Use of Nitrate or Nitrite for the Management of the Sulfur Cycle in Oil and Gas Fields

Abstract

Abstract The production of sulfide by sulfate-reducing bacteria (SRB) in oil and gas fields causes problems including enhanced corrosion risk, reservoir plugging and deterioration of product quality. Injection of nitrate or nitrite stimulates heterotrophic nitrate-reducing bacteria (hNRB), which compete with SRB for oil organics, such as volatile fatty acids (VFA). Nitrate also stimulates nitrate-reducing, sulfide-oxidizing bacteria (NR-SOB), which lower sulfide levels. Nitrite is a strong and specific inhibitor of the SRB enzyme responsible for sulfide production, whereas nitrate does not inhibit SRB. Hence, injection of nitrate or nitrite can prevent or remediate problems in the oil and gas industry caused by SRB activity, provided hNRB and NR-SOB are present.

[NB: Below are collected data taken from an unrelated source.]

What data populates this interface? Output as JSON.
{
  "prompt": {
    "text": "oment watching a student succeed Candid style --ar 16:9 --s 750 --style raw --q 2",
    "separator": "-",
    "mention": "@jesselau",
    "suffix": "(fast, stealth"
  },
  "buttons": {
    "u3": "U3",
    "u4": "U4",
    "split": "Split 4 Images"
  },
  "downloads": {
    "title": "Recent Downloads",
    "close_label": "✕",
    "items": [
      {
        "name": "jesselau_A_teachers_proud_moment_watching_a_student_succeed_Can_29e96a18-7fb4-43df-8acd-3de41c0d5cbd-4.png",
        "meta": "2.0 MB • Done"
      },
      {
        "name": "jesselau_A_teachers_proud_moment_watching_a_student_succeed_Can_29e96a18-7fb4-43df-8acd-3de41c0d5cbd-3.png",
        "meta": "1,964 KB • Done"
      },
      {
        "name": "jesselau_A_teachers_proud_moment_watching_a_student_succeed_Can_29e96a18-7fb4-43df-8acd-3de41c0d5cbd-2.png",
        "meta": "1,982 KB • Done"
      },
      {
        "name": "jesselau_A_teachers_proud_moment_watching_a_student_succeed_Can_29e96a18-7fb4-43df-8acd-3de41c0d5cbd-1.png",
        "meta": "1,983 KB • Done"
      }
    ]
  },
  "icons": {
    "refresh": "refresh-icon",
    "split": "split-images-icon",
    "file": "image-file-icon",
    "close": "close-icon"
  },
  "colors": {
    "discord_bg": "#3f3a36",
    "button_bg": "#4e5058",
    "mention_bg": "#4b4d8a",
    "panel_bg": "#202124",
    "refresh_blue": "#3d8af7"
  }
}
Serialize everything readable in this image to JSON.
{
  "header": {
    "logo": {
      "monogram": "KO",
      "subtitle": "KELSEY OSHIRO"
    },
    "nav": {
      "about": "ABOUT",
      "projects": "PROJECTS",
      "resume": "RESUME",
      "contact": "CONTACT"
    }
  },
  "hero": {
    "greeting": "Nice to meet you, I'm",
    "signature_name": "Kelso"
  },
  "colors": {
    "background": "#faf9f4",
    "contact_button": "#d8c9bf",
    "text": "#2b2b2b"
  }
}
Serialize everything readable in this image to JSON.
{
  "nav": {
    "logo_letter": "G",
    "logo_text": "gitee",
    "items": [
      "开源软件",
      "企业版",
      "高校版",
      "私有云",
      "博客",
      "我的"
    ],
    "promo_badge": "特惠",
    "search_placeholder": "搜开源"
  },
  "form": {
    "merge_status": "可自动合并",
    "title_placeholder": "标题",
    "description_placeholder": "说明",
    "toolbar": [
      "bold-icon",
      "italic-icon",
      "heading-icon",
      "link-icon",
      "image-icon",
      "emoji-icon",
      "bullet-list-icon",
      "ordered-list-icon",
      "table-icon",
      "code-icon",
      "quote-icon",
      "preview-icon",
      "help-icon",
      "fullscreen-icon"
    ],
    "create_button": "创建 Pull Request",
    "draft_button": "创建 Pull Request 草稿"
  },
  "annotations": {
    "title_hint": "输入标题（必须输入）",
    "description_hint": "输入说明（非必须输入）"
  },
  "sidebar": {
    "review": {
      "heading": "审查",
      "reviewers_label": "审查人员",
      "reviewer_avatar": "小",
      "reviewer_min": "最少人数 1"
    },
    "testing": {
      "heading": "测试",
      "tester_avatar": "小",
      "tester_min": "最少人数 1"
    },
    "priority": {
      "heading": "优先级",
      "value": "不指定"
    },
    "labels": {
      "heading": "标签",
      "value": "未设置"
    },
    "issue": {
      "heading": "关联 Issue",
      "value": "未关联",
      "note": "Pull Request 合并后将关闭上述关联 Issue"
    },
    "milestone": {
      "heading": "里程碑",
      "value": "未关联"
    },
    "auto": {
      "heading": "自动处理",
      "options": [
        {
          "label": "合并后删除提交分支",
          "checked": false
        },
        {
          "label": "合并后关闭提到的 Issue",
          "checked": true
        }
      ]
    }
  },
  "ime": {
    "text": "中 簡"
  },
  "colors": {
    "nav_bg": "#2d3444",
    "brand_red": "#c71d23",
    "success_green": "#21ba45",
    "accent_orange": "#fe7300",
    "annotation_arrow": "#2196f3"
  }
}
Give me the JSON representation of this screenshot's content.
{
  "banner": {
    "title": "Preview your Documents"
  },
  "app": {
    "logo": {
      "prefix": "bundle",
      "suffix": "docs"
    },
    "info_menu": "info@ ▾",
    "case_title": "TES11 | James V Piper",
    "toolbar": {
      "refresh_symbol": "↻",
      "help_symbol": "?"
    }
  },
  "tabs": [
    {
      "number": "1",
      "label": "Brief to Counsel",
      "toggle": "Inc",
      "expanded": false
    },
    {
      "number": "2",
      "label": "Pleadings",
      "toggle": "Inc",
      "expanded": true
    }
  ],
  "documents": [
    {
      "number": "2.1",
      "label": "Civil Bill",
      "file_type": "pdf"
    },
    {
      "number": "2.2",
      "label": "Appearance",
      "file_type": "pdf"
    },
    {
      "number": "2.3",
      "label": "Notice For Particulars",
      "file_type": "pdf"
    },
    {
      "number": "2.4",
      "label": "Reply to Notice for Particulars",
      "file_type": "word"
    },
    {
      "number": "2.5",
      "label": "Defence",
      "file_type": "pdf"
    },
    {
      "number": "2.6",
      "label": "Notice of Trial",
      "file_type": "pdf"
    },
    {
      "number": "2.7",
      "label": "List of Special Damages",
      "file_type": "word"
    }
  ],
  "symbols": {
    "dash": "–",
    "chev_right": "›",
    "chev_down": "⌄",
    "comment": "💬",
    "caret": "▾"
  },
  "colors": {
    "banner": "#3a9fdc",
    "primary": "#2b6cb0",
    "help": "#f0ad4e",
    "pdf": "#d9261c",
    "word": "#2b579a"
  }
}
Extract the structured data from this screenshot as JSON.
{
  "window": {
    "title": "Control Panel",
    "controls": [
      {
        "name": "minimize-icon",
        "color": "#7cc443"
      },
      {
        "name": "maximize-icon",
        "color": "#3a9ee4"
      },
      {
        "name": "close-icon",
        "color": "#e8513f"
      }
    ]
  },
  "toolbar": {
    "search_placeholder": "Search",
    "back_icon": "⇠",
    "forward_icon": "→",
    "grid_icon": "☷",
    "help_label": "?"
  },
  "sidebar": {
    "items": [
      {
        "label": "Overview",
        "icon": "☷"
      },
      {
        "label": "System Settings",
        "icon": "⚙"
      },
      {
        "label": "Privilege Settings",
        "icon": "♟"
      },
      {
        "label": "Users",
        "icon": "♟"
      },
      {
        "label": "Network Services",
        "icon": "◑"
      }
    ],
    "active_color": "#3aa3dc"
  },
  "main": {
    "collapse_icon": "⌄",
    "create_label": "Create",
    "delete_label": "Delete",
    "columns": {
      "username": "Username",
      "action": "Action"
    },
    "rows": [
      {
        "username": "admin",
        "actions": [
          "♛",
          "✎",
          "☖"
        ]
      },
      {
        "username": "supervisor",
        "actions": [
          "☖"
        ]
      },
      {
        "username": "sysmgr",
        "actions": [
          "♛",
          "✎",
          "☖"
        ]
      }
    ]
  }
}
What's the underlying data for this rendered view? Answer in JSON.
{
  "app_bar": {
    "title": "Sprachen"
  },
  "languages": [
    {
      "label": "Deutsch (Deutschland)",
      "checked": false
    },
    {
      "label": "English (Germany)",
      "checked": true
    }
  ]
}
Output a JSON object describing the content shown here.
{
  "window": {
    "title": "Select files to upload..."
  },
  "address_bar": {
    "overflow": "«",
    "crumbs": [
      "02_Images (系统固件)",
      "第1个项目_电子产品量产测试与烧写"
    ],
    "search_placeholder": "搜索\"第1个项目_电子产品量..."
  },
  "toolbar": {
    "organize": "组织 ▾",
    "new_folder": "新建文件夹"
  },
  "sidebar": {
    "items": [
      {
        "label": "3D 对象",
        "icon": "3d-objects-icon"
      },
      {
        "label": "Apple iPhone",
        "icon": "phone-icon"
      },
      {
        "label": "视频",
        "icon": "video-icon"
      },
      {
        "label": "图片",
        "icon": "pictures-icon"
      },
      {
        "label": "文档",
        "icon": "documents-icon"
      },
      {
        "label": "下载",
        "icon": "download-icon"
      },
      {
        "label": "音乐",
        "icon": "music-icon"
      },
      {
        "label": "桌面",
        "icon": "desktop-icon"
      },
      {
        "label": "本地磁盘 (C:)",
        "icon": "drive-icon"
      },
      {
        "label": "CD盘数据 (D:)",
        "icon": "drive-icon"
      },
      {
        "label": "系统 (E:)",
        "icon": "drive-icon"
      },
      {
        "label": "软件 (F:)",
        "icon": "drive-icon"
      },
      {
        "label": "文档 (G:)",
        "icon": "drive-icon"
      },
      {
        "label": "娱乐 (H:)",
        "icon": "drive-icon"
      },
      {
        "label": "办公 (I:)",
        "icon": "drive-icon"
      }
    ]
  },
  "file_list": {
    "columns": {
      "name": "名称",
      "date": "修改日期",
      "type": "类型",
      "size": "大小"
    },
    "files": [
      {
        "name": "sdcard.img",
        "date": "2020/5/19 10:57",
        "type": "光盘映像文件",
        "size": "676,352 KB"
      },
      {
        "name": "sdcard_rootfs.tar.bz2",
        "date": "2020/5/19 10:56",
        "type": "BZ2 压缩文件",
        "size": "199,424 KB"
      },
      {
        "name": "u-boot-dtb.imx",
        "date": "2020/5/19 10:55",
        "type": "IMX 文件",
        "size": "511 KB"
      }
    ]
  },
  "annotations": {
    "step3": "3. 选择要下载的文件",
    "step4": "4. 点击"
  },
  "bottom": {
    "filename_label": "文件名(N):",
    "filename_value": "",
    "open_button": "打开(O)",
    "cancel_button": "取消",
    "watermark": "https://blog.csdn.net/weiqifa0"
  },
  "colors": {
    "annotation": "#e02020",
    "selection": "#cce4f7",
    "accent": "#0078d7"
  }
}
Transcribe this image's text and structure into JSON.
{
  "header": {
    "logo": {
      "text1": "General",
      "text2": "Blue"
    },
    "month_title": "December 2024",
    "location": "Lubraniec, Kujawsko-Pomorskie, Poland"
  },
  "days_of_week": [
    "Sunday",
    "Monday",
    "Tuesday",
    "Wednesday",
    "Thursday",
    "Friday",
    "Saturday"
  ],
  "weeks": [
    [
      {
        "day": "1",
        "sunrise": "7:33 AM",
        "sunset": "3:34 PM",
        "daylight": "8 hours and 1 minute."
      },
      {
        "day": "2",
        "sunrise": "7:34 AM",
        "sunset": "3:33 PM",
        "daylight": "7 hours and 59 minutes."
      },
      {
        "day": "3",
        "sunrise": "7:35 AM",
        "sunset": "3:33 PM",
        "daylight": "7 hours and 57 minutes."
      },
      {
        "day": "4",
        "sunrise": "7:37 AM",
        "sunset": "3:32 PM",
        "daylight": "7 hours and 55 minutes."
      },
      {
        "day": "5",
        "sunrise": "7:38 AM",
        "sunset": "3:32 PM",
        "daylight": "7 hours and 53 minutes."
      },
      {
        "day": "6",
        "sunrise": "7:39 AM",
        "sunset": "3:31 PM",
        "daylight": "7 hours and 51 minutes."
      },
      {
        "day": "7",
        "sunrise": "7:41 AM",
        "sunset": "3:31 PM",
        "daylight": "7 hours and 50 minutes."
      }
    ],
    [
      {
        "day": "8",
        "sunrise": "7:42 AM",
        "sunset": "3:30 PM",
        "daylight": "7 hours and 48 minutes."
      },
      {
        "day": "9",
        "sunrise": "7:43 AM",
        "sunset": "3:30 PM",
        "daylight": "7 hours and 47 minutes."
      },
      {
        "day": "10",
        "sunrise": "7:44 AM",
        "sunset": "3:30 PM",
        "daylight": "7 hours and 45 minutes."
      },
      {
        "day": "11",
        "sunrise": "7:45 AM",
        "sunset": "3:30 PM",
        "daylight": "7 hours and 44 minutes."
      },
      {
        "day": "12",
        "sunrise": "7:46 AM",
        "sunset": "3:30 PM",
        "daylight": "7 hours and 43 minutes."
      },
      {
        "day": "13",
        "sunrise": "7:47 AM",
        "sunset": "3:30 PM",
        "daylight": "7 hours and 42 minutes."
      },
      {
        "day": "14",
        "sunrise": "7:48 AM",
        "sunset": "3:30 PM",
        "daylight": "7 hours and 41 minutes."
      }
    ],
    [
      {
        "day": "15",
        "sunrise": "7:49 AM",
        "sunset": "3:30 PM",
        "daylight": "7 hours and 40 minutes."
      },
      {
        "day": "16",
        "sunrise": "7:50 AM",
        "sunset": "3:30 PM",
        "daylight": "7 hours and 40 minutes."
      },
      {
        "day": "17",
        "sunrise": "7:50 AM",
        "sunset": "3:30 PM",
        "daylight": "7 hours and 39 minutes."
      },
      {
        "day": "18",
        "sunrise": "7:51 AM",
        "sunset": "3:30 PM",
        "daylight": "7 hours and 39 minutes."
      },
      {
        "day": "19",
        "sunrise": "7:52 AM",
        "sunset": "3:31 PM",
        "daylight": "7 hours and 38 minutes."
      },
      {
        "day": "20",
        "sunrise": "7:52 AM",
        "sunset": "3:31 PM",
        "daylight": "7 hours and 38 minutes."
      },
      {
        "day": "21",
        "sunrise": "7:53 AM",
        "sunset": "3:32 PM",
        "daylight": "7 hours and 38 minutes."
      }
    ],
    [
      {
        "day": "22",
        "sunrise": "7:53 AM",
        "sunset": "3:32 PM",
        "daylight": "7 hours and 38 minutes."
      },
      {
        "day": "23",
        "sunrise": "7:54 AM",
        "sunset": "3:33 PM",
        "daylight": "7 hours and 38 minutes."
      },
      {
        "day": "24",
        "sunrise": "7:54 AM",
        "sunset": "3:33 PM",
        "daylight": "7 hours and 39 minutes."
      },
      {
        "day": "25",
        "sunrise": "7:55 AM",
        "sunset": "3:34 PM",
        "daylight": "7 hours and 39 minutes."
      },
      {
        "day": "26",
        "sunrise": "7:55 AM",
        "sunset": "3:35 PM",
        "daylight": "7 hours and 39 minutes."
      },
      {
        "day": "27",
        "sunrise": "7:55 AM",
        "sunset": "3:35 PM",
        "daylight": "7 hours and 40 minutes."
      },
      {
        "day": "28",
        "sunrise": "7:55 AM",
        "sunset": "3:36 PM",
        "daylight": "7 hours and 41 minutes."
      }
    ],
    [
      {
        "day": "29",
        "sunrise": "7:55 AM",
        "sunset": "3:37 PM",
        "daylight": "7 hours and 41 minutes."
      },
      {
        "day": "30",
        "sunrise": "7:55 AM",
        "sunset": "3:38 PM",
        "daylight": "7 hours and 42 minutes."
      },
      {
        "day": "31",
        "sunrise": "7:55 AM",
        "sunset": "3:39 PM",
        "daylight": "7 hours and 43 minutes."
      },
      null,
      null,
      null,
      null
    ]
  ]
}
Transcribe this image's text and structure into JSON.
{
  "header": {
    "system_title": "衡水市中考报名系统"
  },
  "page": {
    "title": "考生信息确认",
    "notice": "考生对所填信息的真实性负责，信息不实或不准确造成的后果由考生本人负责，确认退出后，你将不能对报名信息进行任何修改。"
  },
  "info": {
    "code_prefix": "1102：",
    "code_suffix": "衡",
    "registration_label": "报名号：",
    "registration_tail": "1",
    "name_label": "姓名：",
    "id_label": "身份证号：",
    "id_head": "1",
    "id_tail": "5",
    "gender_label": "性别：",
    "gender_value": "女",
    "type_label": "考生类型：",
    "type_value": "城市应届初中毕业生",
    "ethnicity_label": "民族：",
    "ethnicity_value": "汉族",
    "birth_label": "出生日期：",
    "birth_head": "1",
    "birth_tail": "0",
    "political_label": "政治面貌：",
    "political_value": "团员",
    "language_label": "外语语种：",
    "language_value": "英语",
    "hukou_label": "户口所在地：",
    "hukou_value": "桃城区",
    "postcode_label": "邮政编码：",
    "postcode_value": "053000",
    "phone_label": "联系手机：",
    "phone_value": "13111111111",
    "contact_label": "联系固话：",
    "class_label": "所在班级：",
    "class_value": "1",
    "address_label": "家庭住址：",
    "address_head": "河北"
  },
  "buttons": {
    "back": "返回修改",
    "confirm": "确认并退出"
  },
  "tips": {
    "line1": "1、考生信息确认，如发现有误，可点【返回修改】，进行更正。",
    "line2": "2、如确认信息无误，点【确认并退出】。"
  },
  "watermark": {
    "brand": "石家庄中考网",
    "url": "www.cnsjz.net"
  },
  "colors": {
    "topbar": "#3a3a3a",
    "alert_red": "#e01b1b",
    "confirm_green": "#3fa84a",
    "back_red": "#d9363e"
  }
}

A survey of 8 oil fields, 2 gas storage reservoirs and an oil storage tank indicated that SRB and hNRB were widely distributed, whereas the distribution of NR-SOB appeared more limited. The SRB and hNRB were able to use lactate, as well as VFA as electron donor for sulfate or nitrate reduction. However, the order of use of VFA components appeared to differ with acetate being used preferentially by hNRB and propionate and butyrate being used preferentially by SRB. The production of nitrite by hNRB and NR-SOB varied greatly with quantitative conversion of nitrate to nitrite (up to 30 mM) being observed in one case; the nitrite formed was then reduced further. Samples from a high temperature North Sea oil field had thermophilic SRB, but no hNRB or NR-SOB activity, causing sulfide production to be inhibited by nitrite only. Although nitrite appeared to react chemically with sulfide under these conditions, causing all nitrite to disappear within 100 h, the observed inhibition was long-lasting (>500-1500 h). Hence, nitrite can be used successfully to control SRB activity in fields where hNRB and NR-SOB are absent. In summary, it appears that many oil and gas fields contain hNRB and NR-SOB populations, which are activated upon injection of nitrate or nitrite, allowing sulfide remediation in situ. Characterization of these populations as described in this paper may allow prediction whether these injections will be successful and whether use of nitrate or of nitrite is preferred.